At about the age of 18, on April 26, 1615, Marini was appointed violinist at St. Mark's in Venice, where his boss would have been Claudio Monteverdi
. He returned to Brescia by 1620 to become music director of the Accademia degli Erranti there, but on January 30, 1621, he is listed as a player in the court orchestra of the Farnese family in Parma.
This pattern of staying only a short time at jobs held all through his life until he was quite old. Between 1623 and 1649, he worked at the Wittelsbach Court at Neuberg an die Donau as concert master, but during that time he also shows up in Brussels (1626 or earlier), Düsseldorf (mid 1620s, 1640, and 1644 - 1645), Brescia, Padua (1634), and Venice. Either he held the Wittelsbach job sporadically, or the Wittelsbachs were especially lenient in granting their star violinist leave to travel. In 1649, he received an appointment as maestro di cappella in Santa Maria della Scala church in Milan. His next appointment was as director of the Accademia della Morte in Ferrara (1652 - 1653), and he was living in Venice in 1654. He had a position in Vicenza during 1655 and 1656, and after that seems to have alternated between Brescia and Venice.

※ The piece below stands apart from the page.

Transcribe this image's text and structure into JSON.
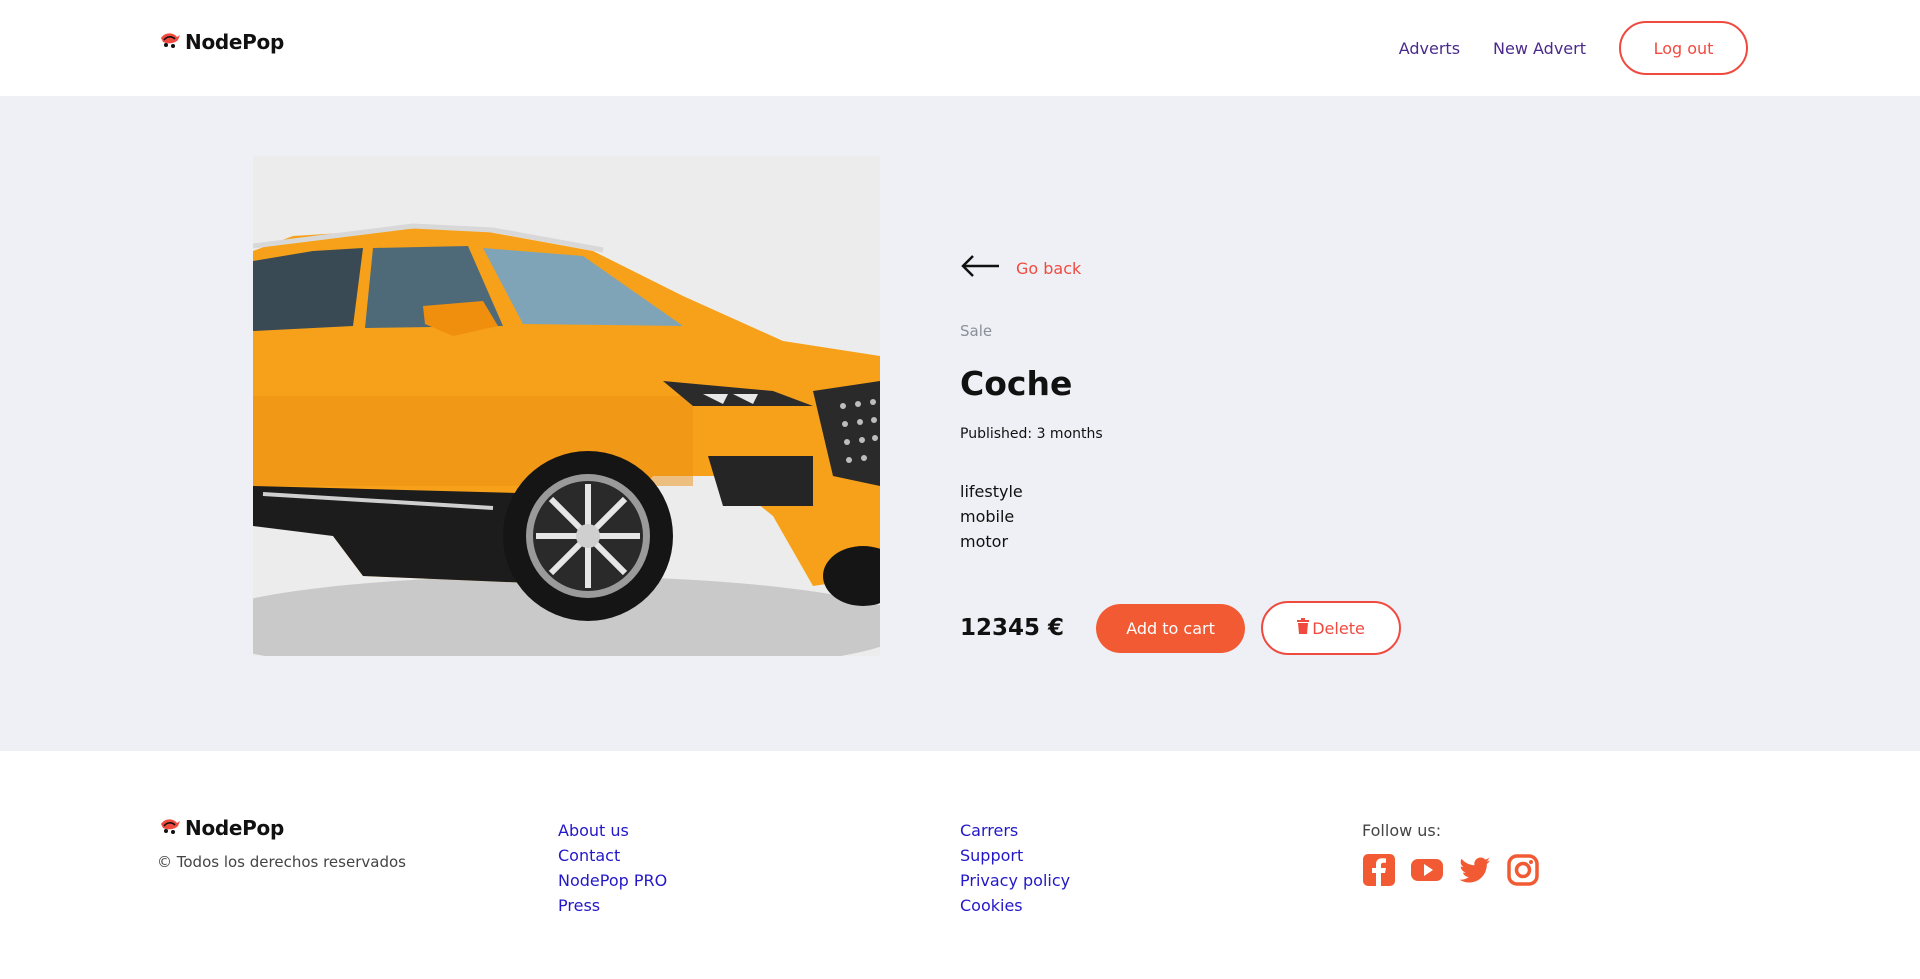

Although he wrote vocal music, which tends to be rather stilted, his instrumental music was justly famous and represents the most advanced writing of its type for the time, insofar as playing technique is concerned. He clearly wrote string tremolos at least eight years before Monteverdi
is known to have "invented" them. While his early works entailed sinfonias and sonata, there is no clear definition between the two forms, but his later music there has clearly developed a difference: The sinfonias are the lengthier, more varied works. He was one of the first to develop a clear type of "solo" writing for instruments and to promote the format of solo and accompaniment. Another of his innovations is scordatura, or the unusual tunings of the strings of an instrument to allow for unusual chord effects and different resonances of the instrument. Moreover, his writing is skillful, shows an uncommonly fine melodic gift, and has a rhythmic flexibility that relieves the rhythmic monotony of other early Baroque instrumental music. His harmonies, in the later works, become bold with unusual use of chromaticism and dissonance. His music, much of which was in print, was widely circulated and very influential on his contemporary violinists and composers.